There’s also the Couch Prints album. That record went through so many variations — there were like 12 versions of that record where none of the songs sound even remotely similar to what they eventually sounded like. It wasn't until it was actually released, that I listened to it on headphones on the train and heard it start to finish effectively when everybody else did. I love the closer on that record, “Laughter.” That one I'm also very proud of.

Are there a few pieces of gear that you find indispensable?

I mean, there's some dumb, obvious ones that I just swear by. I think the Big Muff is the greatest guitar pedal ever invented. If there was ever a thing that was designed to do a task, that did the fucking task…it's a perfect pedal.

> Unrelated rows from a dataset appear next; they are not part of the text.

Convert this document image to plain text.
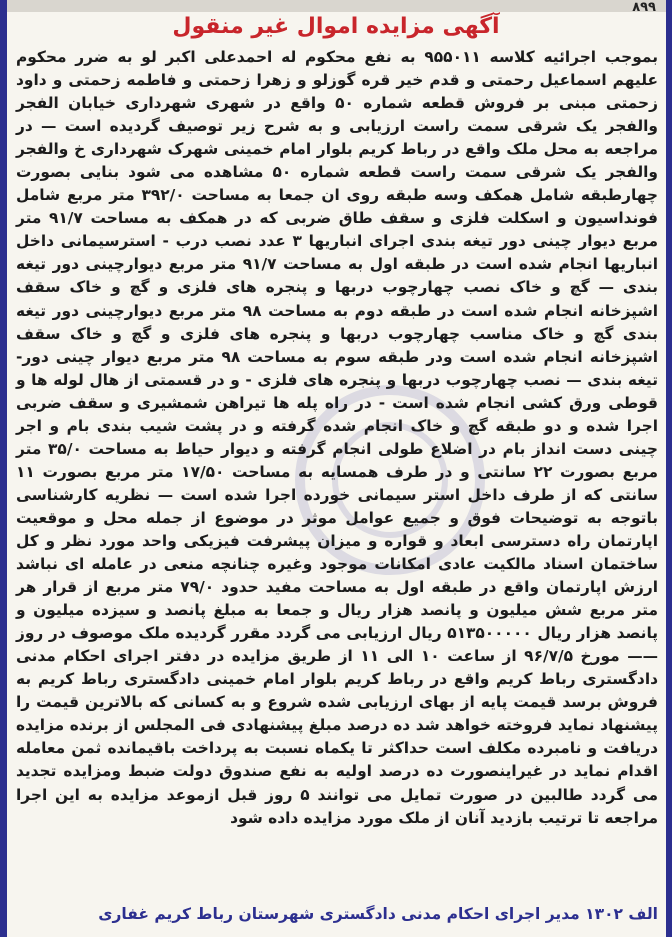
۸۹۹
آگهی مزایده اموال غیر منقول
بموجب اجرائیه کلاسه ۹۵۵۰۱۱ به نفع محکوم له احمدعلی اکبر لو به ضرر محکوم علیهم اسماعیل رحمتی و قدم خیر قره گوزلو و زهرا زحمتی و فاطمه زحمتی و داود زحمتی مبنی بر فروش قطعه شماره ۵۰ واقع در شهری شهرداری خیابان الفجر والفجر یک شرقی سمت راست ارزیابی و به شرح زیر توصیف گردیده است — در مراجعه به محل ملک واقع در رباط کریم بلوار امام خمینی شهرک شهرداری خ والفجر والفجر یک شرقی سمت راست قطعه شماره ۵۰ مشاهده می شود بنایی بصورت چهارطبقه شامل همکف وسه طبقه روی ان جمعا به مساحت ۳۹۲/۰ متر مربع شامل فونداسیون و اسکلت فلزی و سقف طاق ضربی که در همکف به مساحت ۹۱/۷ متر مربع دیوار چینی دور تیغه بندی اجرای انباریها ۳ عدد نصب درب - استرسیمانی داخل انباریها انجام شده است در طبقه اول به مساحت ۹۱/۷ متر مربع دیوارچینی دور تیغه بندی — گچ و خاک نصب چهارچوب دربها و پنجره های فلزی و گچ و خاک سقف اشپزخانه انجام شده است در طبقه دوم به مساحت ۹۸ متر مربع دیوارچینی دور تیغه بندی گچ و خاک مناسب چهارچوب دربها و پنجره های فلزی و گچ و خاک سقف اشپزخانه انجام شده است ودر طبقه سوم به مساحت ۹۸ متر مربع دیوار چینی دور- تیغه بندی — نصب چهارچوب دربها و پنجره های فلزی - و در قسمتی از هال لوله ها و قوطی ورق کشی انجام شده است - در راه پله ها تیراهن شمشیری و سقف ضربی اجرا شده و دو طبقه گچ و خاک انجام شده گرفته و در پشت شیب بندی بام و اجر چینی دست انداز بام در اضلاع طولی انجام گرفته و دیوار حیاط به مساحت ۳۵/۰ متر مربع بصورت ۲۲ سانتی و در طرف همسایه به مساحت ۱۷/۵۰ متر مربع بصورت ۱۱ سانتی که از طرف داخل استر سیمانی خورده اجرا شده است — نظریه کارشناسی باتوجه به توضیحات فوق و جمیع عوامل موثر در موضوع از جمله محل و موقعیت اپارتمان راه دسترسی ابعاد و قواره و میزان پیشرفت فیزیکی واحد مورد نظر و کل ساختمان اسناد مالکیت عادی امکانات موجود وغیره چنانچه منعی در عامله ای نباشد ارزش اپارتمان واقع در طبقه اول به مساحت مفید حدود ۷۹/۰ متر مربع از قرار هر متر مربع شش میلیون و پانصد هزار ریال و جمعا به مبلغ پانصد و سیزده میلیون و پانصد هزار ریال ۵۱۳۵۰۰۰۰۰ ریال ارزیابی می گردد مقرر گردیده ملک موصوف در روز —— مورخ ۹۶/۷/۵ از ساعت ۱۰ الی ۱۱ از طریق مزایده در دفتر اجرای احکام مدنی دادگستری رباط کریم واقع در رباط کریم بلوار امام خمینی دادگستری رباط کریم به فروش برسد قیمت پایه از بهای ارزیابی شده شروع و به کسانی که بالاترین قیمت را پیشنهاد نماید فروخته خواهد شد ده درصد مبلغ پیشنهادی فی المجلس از برنده مزایده دریافت و نامبرده مکلف است حداکثر تا یکماه نسبت به پرداخت باقیمانده ثمن معامله اقدام نماید در غیراینصورت ده درصد اولیه به نفع صندوق دولت ضبط ومزایده تجدید می گردد طالبین در صورت تمایل می توانند ۵ روز قبل ازموعد مزایده به این اجرا مراجعه تا ترتیب بازدید آنان از ملک مورد مزایده داده شود
الف ۱۳۰۲ مدیر اجرای احکام مدنی دادگستری شهرستان رباط کریم غفاری
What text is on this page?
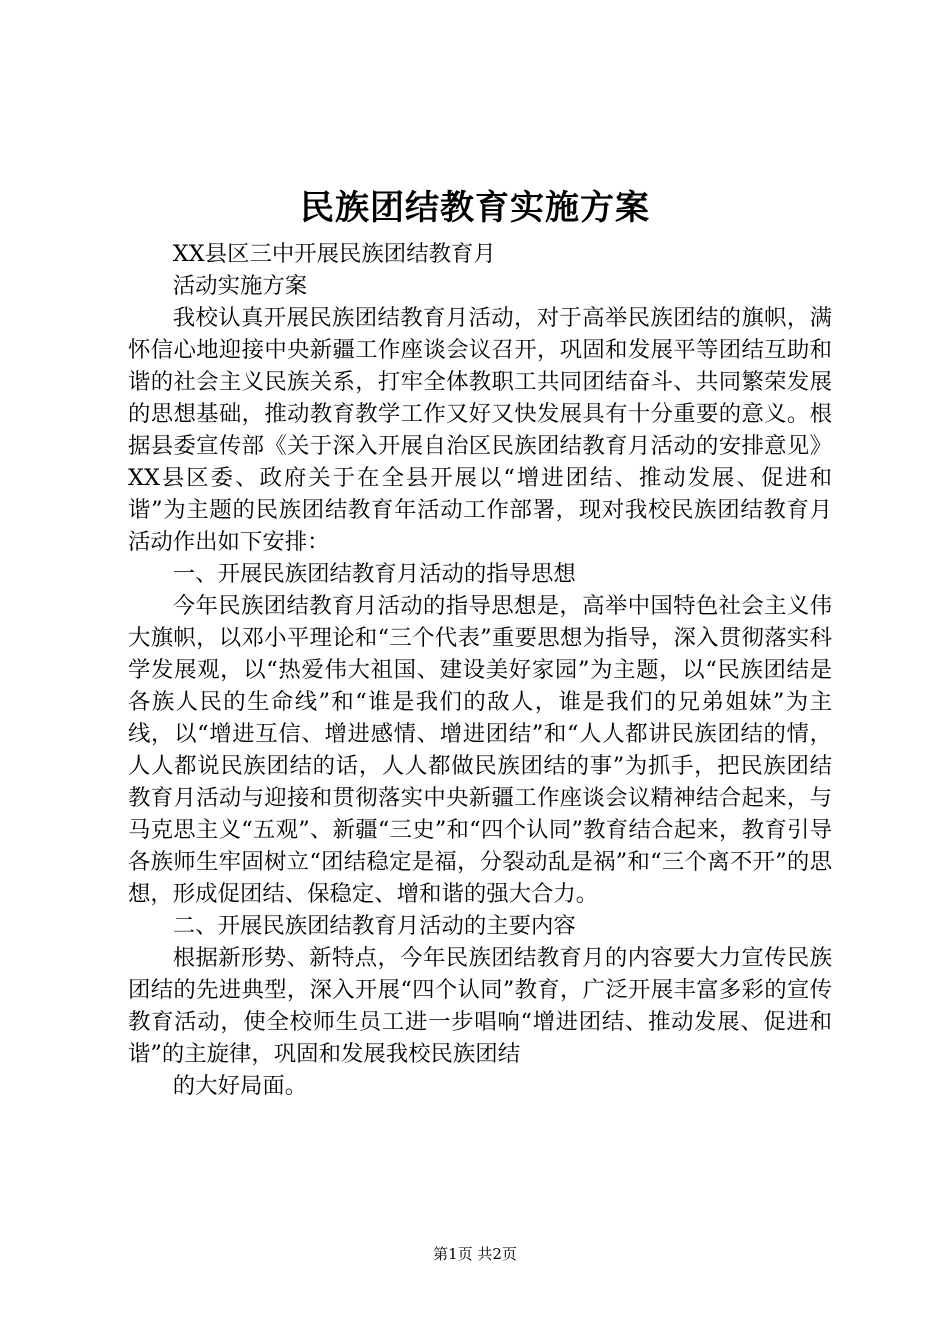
民族团结教育实施方案

XX县区三中开展民族团结教育月

活动实施方案

我校认真开展民族团结教育月活动，对于高举民族团结的旗帜，满怀信心地迎接中央新疆工作座谈会议召开，巩固和发展平等团结互助和谐的社会主义民族关系，打牢全体教职工共同团结奋斗、共同繁荣发展的思想基础，推动教育教学工作又好又快发展具有十分重要的意义。根据县委宣传部《关于深入开展自治区民族团结教育月活动的安排意见》XX县区委、政府关于在全县开展以“增进团结、推动发展、促进和谐”为主题的民族团结教育年活动工作部署，现对我校民族团结教育月活动作出如下安排：

一、开展民族团结教育月活动的指导思想

今年民族团结教育月活动的指导思想是，高举中国特色社会主义伟大旗帜，以邓小平理论和“三个代表”重要思想为指导，深入贯彻落实科学发展观，以“热爱伟大祖国、建设美好家园”为主题，以“民族团结是各族人民的生命线”和“谁是我们的敌人，谁是我们的兄弟姐妹”为主线，以“增进互信、增进感情、增进团结”和“人人都讲民族团结的情，人人都说民族团结的话，人人都做民族团结的事”为抓手，把民族团结教育月活动与迎接和贯彻落实中央新疆工作座谈会议精神结合起来，与马克思主义“五观”、新疆“三史”和“四个认同”教育结合起来，教育引导各族师生牢固树立“团结稳定是福，分裂动乱是祸”和“三个离不开”的思想，形成促团结、保稳定、增和谐的强大合力。

二、开展民族团结教育月活动的主要内容

根据新形势、新特点，今年民族团结教育月的内容要大力宣传民族团结的先进典型，深入开展“四个认同”教育，广泛开展丰富多彩的宣传教育活动，使全校师生员工进一步唱响“增进团结、推动发展、促进和谐”的主旋律，巩固和发展我校民族团结

的大好局面。

第1页 共2页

Then there’s the line six delay. I've never used it on my pedal board, but I've used it for production stuff and used it for outboard synthesizer effects. That thing is phenomenal, great for overdubbing.

The Kaos Pad too is great for just getting off the grid, when you need to stop thinking rationally, you know? They call it chaos pad for a reason, I guess. It's very much like, throw it into a blender and just see what comes out.

Also this probably should be on record, because it’s actually quite important: the Electro-Voice RE20. Almost everything on the EP is recorded on that mic — all the violins, all the vocals, all the guitars. That microphone is the whole record. And I think the reason that the record sounds the way that it sounds is because that thing is just capturing the room. That thing has been essential.

Last question: how do you want your musicianship to evolve in the future?

I think nowadays I'm more concerned with the song. Everything now is in service to that. I used to be, as a producer, maybe more concerned with ear-candy and referential sound design-y sort of stuff. And as a guitar player, maybe I was in my head about trying to incorporate stuff that wasn't, you know, the obvious rock influence.

Part of the benefit of working with so many different people has been recognizing what everybody else in the room's strengths are and trying to make sure that those things get heard. The most fun part about doing the Same Vein stuff is not what I might even bring to it. I'm just facilitating other people's best ideas and getting the best take out of them.

I want to be on point and all that, but I'm not very concerned with becoming a better guitar player right now. I've got better guitar players in my apartment every day who can do shit that I wouldn't dream of doing. My job nowadays is to make sure that the fucking mic is rolling when they start doing that.